Aditya Kamlesh Parikh | Louis ten Bosch | Henk van den Heuvel
Proceedings of the 2024 Joint International Conference on Computational Linguistics, Language Resources and Evaluation (LREC-COLING 2024)

We propose a method to combine the hybrid Kaldi-based Automatic Speech Recognition (ASR) system with the end-to-end wav2vec 2.0 XLS-R ASR using confidence measures. Our research is focused on the low-resource Irish language. Given the limited available open-source resources, neither the standalone hybrid ASR nor the end-to-end ASR system can achieve optimal performance.
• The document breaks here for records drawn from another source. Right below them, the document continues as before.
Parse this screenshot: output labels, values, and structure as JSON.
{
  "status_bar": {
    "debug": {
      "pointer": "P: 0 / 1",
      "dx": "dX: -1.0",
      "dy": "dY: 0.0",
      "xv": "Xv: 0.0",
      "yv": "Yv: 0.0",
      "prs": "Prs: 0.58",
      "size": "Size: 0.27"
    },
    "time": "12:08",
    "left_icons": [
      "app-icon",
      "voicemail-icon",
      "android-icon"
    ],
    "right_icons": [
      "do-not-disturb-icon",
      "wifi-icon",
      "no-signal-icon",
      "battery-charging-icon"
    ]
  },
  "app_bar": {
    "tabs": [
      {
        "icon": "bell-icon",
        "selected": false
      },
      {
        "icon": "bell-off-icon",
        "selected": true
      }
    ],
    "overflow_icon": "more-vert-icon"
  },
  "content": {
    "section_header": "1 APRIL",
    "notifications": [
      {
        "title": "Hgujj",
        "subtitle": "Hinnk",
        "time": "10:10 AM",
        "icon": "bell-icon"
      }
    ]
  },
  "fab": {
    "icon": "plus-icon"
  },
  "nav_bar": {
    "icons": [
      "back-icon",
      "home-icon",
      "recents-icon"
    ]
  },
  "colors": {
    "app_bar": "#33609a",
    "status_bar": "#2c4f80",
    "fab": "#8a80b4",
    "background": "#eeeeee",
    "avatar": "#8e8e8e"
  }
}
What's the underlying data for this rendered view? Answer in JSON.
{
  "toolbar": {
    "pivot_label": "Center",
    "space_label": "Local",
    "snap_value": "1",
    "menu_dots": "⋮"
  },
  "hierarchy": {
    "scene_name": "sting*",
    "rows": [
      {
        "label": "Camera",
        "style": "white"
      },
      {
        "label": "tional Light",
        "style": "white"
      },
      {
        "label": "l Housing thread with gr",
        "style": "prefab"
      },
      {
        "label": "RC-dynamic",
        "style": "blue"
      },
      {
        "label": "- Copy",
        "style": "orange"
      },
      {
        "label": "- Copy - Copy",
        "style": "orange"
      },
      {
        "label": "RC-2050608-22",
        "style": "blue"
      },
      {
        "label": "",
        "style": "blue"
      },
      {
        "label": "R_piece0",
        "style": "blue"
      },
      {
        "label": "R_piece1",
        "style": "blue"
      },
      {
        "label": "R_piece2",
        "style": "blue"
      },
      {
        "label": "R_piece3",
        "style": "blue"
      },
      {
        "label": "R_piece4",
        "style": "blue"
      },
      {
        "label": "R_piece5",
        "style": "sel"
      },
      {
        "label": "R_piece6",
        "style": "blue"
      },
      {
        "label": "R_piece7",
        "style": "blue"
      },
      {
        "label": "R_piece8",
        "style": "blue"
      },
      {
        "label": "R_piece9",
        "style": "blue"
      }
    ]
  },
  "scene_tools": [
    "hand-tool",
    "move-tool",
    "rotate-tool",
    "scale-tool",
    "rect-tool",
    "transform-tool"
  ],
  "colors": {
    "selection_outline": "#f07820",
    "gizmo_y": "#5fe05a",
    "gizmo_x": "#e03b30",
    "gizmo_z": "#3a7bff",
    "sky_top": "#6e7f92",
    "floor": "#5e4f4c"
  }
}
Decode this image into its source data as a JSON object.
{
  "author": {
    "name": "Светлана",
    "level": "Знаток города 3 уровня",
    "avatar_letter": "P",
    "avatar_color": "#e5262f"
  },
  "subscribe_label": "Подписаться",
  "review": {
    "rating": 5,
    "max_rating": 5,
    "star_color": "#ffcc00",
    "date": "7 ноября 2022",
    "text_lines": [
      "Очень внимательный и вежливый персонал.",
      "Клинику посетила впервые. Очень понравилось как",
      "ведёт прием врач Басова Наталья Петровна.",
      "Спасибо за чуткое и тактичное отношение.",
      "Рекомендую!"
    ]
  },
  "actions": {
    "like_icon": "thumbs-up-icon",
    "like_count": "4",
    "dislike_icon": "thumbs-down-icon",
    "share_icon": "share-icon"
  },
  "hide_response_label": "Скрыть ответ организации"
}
By applying the Recognizer Output Voting Error Reduction (ROVER) technique, we illustrate how ensemble learning could facilitate mutual error correction between both ASR systems. This paper outlines the strategies for merging the hybrid Kaldi ASR model and the end-to-end XLS-R model with the help of confidence scores. Although contemporary state-of-the-art end-to-end ASR models face challenges related to prediction overconfidence, we utilize Renyi’s entropy-based confidence approach, tuned with temperature scaling, to align it with the Kaldi ASR confidence. Although there was no significant difference in the Word Error Rate (WER) between the hybrid and end-to-end ASR, we could achieve a notable reduction in WER after ensembling through ROVER. This resulted in an almost 14% Word Error Rate Reduction (WERR) on our primary test set and an approximately 20% WERR on other noisy and imbalanced test data.